Harian ini, 4 November 1972, menurunkan berita soal bantuan Rp 5 juta dari pemerintah Provinsi Antwerpen, Belgia, untuk pembangunan di Pulau Flores, Nusa Tenggara Timur. Bantuan itu untuk membangun irigasi dan pencegahan erosi di Mautenda, Ende.
Pada masa itu Flores belum dikenal; apalagi Mautenda, hanya desa terpencil yang jauh dari jalan poros utama pulau itu. Mautenda di pesisir utara Flores memiliki hamparan potensial untuk persawahan dengan luas 6.000 hektar lebih di tepi Sungai Loworea.

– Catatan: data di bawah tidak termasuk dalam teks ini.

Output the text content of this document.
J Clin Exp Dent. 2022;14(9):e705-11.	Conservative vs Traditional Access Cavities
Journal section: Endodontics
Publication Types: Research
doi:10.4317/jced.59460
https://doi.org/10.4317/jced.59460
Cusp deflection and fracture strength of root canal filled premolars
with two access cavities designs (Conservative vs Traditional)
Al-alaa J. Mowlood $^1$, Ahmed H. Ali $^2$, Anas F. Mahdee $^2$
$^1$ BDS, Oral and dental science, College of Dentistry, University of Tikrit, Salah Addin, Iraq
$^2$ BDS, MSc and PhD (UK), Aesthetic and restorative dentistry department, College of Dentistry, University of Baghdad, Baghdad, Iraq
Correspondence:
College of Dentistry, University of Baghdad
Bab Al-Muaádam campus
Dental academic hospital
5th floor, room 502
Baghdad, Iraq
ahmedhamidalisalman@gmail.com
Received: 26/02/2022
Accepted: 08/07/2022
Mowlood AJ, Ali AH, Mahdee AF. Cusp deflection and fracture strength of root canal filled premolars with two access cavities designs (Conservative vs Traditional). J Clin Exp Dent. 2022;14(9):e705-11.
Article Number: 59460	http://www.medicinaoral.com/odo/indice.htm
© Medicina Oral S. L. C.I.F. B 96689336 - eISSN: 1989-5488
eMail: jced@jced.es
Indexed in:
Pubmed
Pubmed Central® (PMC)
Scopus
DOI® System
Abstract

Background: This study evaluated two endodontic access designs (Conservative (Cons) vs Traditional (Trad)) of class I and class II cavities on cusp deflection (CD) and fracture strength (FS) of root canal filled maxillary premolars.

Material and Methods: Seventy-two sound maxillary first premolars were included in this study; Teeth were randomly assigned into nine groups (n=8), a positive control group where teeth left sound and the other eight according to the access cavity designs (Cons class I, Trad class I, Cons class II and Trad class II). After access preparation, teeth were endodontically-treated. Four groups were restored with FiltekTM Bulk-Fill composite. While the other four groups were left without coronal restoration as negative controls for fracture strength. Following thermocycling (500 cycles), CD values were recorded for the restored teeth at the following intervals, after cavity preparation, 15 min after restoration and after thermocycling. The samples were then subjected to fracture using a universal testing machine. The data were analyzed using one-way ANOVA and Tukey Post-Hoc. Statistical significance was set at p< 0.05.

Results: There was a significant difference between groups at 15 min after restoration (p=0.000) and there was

Saat itu, lahan yang ada tak lebih dari 1.000 hektar. Sementara Sungai Loworea selalu mendatangkan banjir di musim hujan sehingga selain melongsorkan badan sungai, juga merusak sawah dan saluran irigasi rakyat. Bantuan Belgia membuat warga bisa membangun tanggul dan memperbaiki saluran irigasi mereka.

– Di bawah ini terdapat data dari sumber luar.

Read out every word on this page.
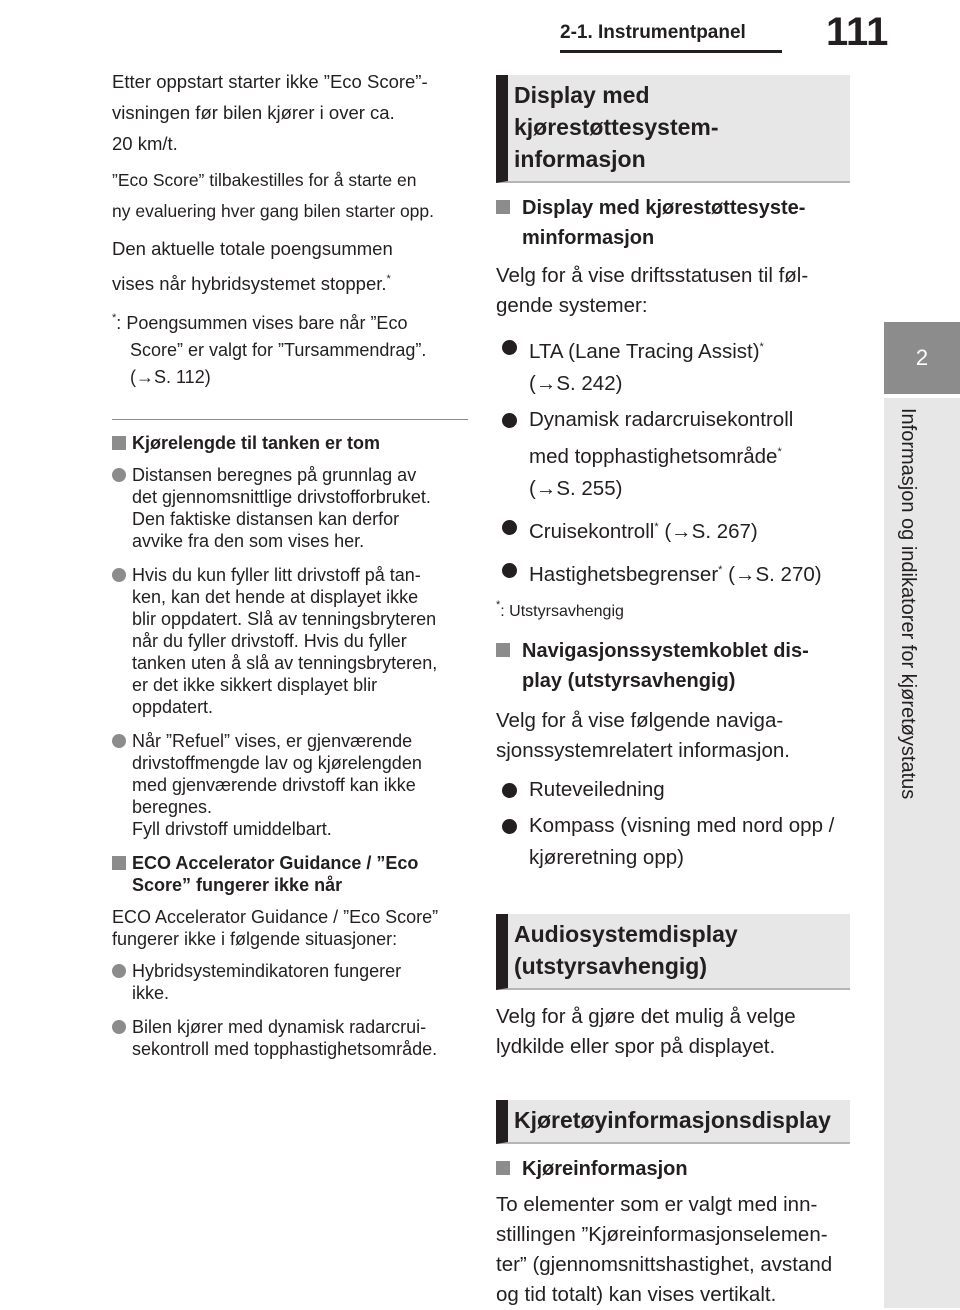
2-1. Instrumentpanel 111
2
Informasjon og indikatorer for kjøretøystatus

Etter oppstart starter ikke ”Eco Score”-
visningen før bilen kjører i over ca.
20 km/t.

”Eco Score” tilbakestilles for å starte en
ny evaluering hver gang bilen starter opp.

Den aktuelle totale poengsummen
vises når hybridsystemet stopper.*

*: Poengsummen vises bare når ”Eco
Score” er valgt for ”Tursammendrag”.
(→S. 112)

Kjørelengde til tanken er tom
Distansen beregnes på grunnlag av
det gjennomsnittlige drivstofforbruket.
Den faktiske distansen kan derfor
avvike fra den som vises her.
Hvis du kun fyller litt drivstoff på tan-
ken, kan det hende at displayet ikke
blir oppdatert. Slå av tenningsbryteren
når du fyller drivstoff. Hvis du fyller
tanken uten å slå av tenningsbryteren,
er det ikke sikkert displayet blir
oppdatert.
Når ”Refuel” vises, er gjenværende
drivstoffmengde lav og kjørelengden
med gjenværende drivstoff kan ikke
beregnes.
Fyll drivstoff umiddelbart.
ECO Accelerator Guidance / ”Eco
Score” fungerer ikke når

ECO Accelerator Guidance / ”Eco Score”
fungerer ikke i følgende situasjoner:

Hybridsystemindikatoren fungerer
ikke.
Bilen kjører med dynamisk radarcrui-
sekontroll med topphastighetsområde.
Display med
kjørestøttesystem-
informasjon
Display med kjørestøttesyste-
minformasjon

Velg for å vise driftsstatusen til føl-
gende systemer:

LTA (Lane Tracing Assist)*
(→S. 242)
Dynamisk radarcruisekontroll
med topphastighetsområde*
(→S. 255)
Cruisekontroll* (→S. 267)
Hastighetsbegrenser* (→S. 270)
*: Utstyrsavhengig
Navigasjonssystemkoblet dis-
play (utstyrsavhengig)

Velg for å vise følgende naviga-
sjonssystemrelatert informasjon.

Ruteveiledning
Kompass (visning med nord opp /
kjøreretning opp)
Audiosystemdisplay
(utstyrsavhengig)

Velg for å gjøre det mulig å velge
lydkilde eller spor på displayet.

Kjøretøyinformasjonsdisplay
Kjøreinformasjon

To elementer som er valgt med inn-
stillingen ”Kjøreinformasjonselemen-
ter” (gjennomsnittshastighet, avstand
og tid totalt) kan vises vertikalt.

Wilayah Mautenda kala itu menjadi wajah umum Flores, yang tak pernah seindah namanya sebagai pulau bunga.
Pemprov NTT mengakui, bantuan itu sudah berakhir lama. Namun, bantuan memicu lahirnya irigasi modern Mautenda dari bantuan pemerintah pusat dan pencetakan sawah skala besar pada era 1980-an, beberapa tahun setelah jalan lintas utara Flores dibuka pada 1978.

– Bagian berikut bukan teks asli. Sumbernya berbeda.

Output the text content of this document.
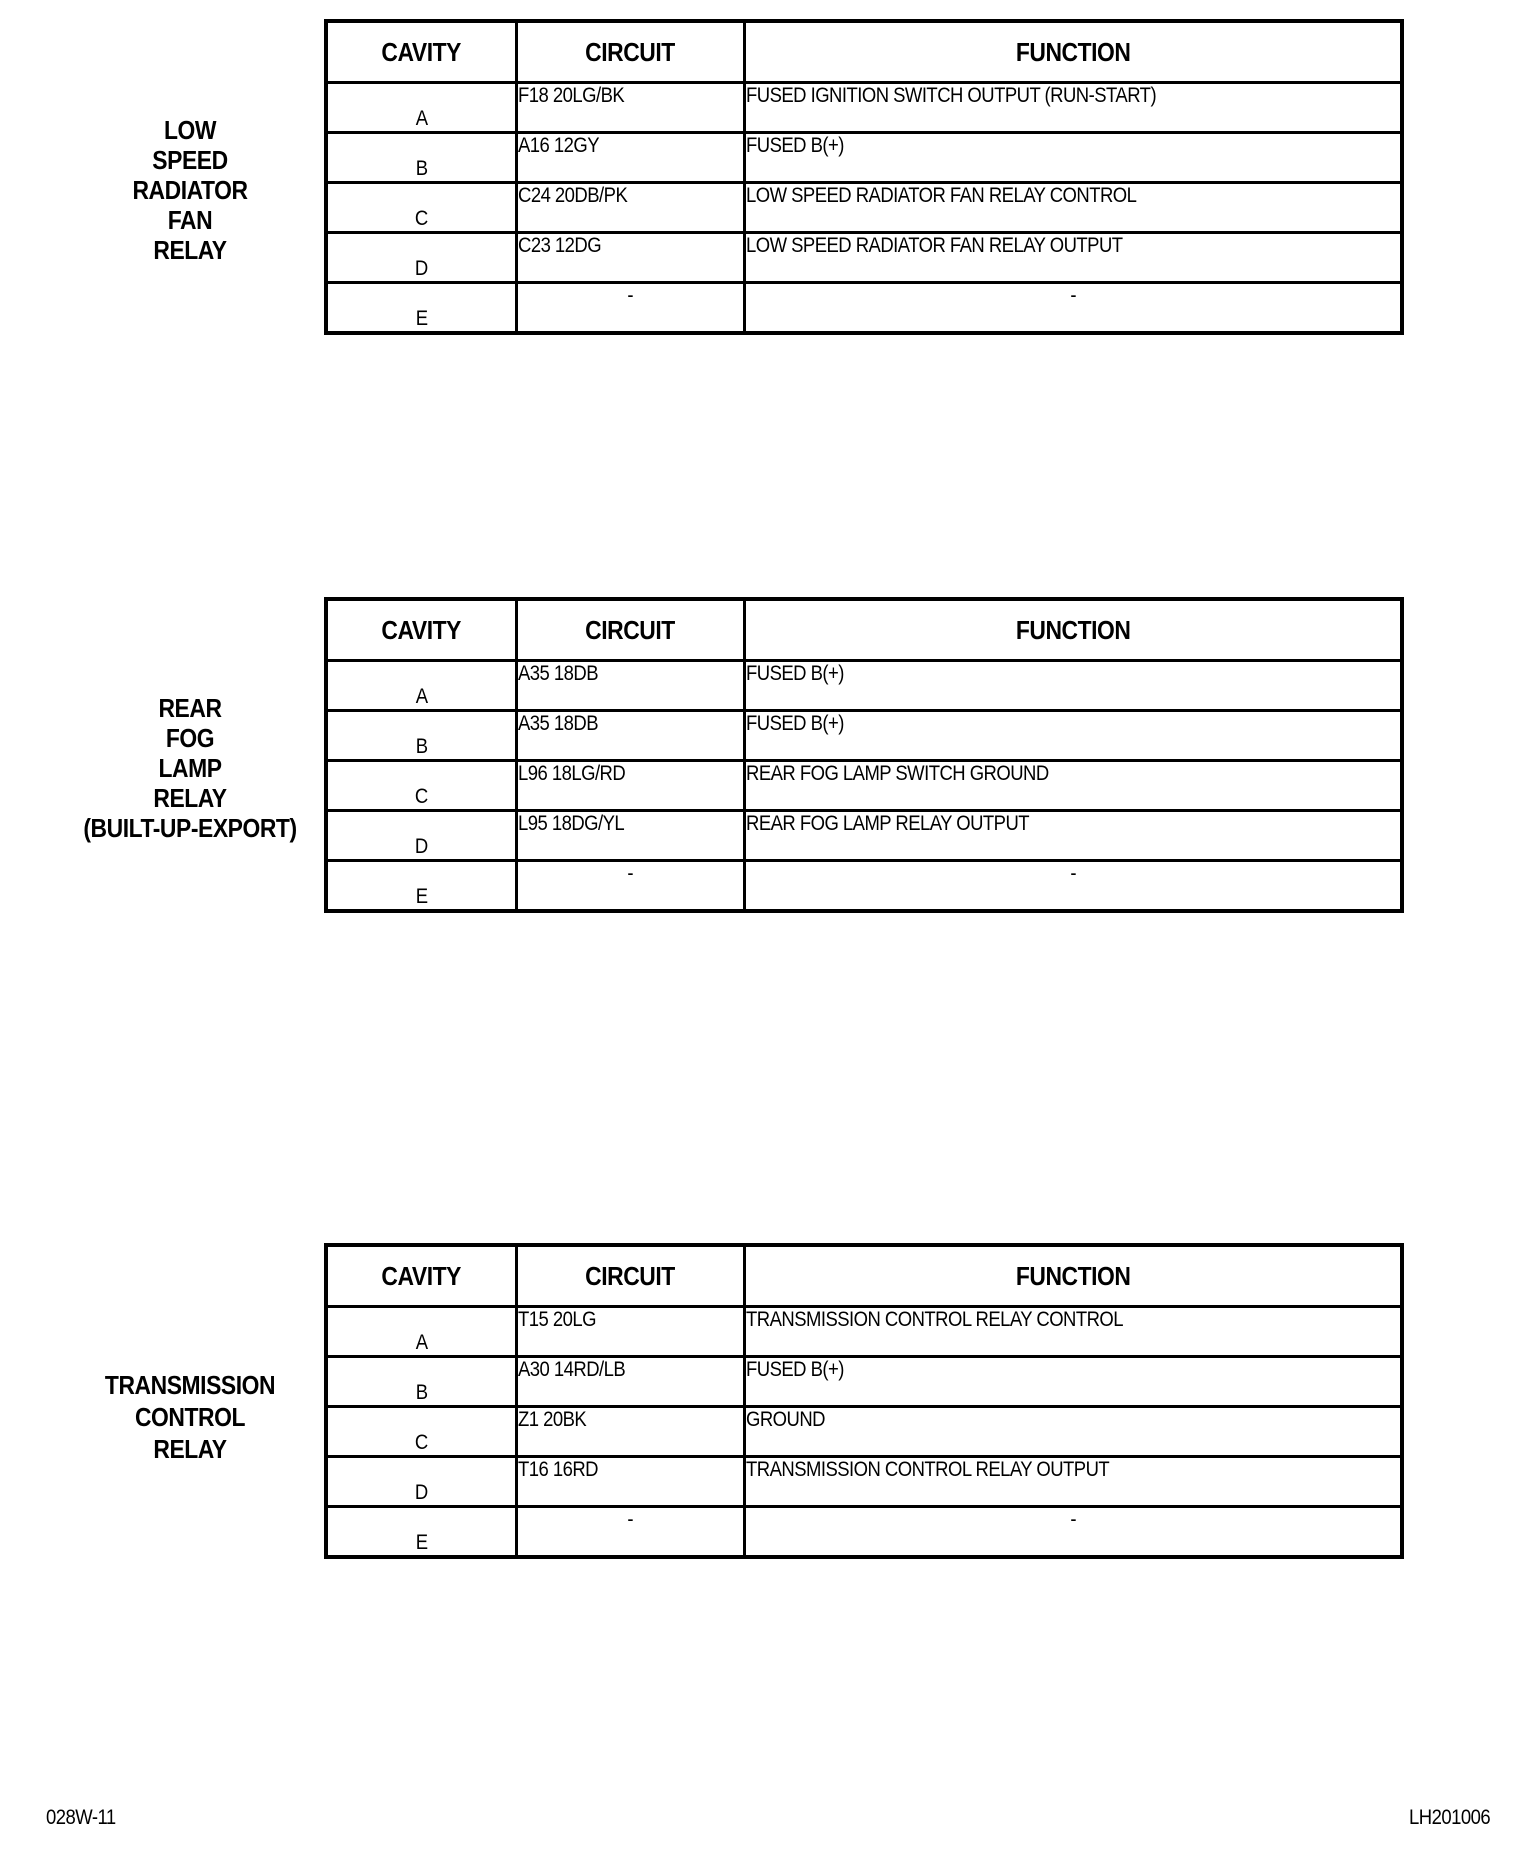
LOW
SPEED
RADIATOR
FAN
RELAY
CAVITY	CIRCUIT	FUNCTION
A	F18 20LG/BK	FUSED IGNITION SWITCH OUTPUT (RUN-START)
B	A16 12GY	FUSED B(+)
C	C24 20DB/PK	LOW SPEED RADIATOR FAN RELAY CONTROL
D	C23 12DG	LOW SPEED RADIATOR FAN RELAY OUTPUT
E	-	-
REAR
FOG
LAMP
RELAY
(BUILT-UP-EXPORT)
CAVITY	CIRCUIT	FUNCTION
A	A35 18DB	FUSED B(+)
B	A35 18DB	FUSED B(+)
C	L96 18LG/RD	REAR FOG LAMP SWITCH GROUND
D	L95 18DG/YL	REAR FOG LAMP RELAY OUTPUT
E	-	-
TRANSMISSION
CONTROL
RELAY
CAVITY	CIRCUIT	FUNCTION
A	T15 20LG	TRANSMISSION CONTROL RELAY CONTROL
B	A30 14RD/LB	FUSED B(+)
C	Z1 20BK	GROUND
D	T16 16RD	TRANSMISSION CONTROL RELAY OUTPUT
E	-	-
028W-11	LH201006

Wilayah Mautenda kala itu menjadi wajah umum Flores, yang tak pernah seindah namanya sebagai pulau bunga dan tidak secantik letaknya di tepi Samudra Pasifik. Sejak masa kolonial dan sampai akhir 1992, Flores lebih dikenal sebagai daerah terabaikan.
Flores mulai dikenal bukan oleh geliat pembangunan, tetapi akibat bencana gempa dan tsunami 12 Desember 1992. Gempa 7,8 pada skala Richter yang memicu tsunami itu menewaskan lebih dari 2.100 orang.
Kini Mautenda telah menjadi salah satu sentra beras utama NTT, selain Mbay di Nagekeo dan Lembor (Manggarai Barat). Semuanya di Flores, pulau yang kini mulai bergeliat berkat pariwisata. Sementara Mautenda kini menghasilkan beras berkualitas dengan merek ”Beras Mautenda”. Mautenda menjadi salah satu jejak sejarah hubungan Belgia-Indonesia.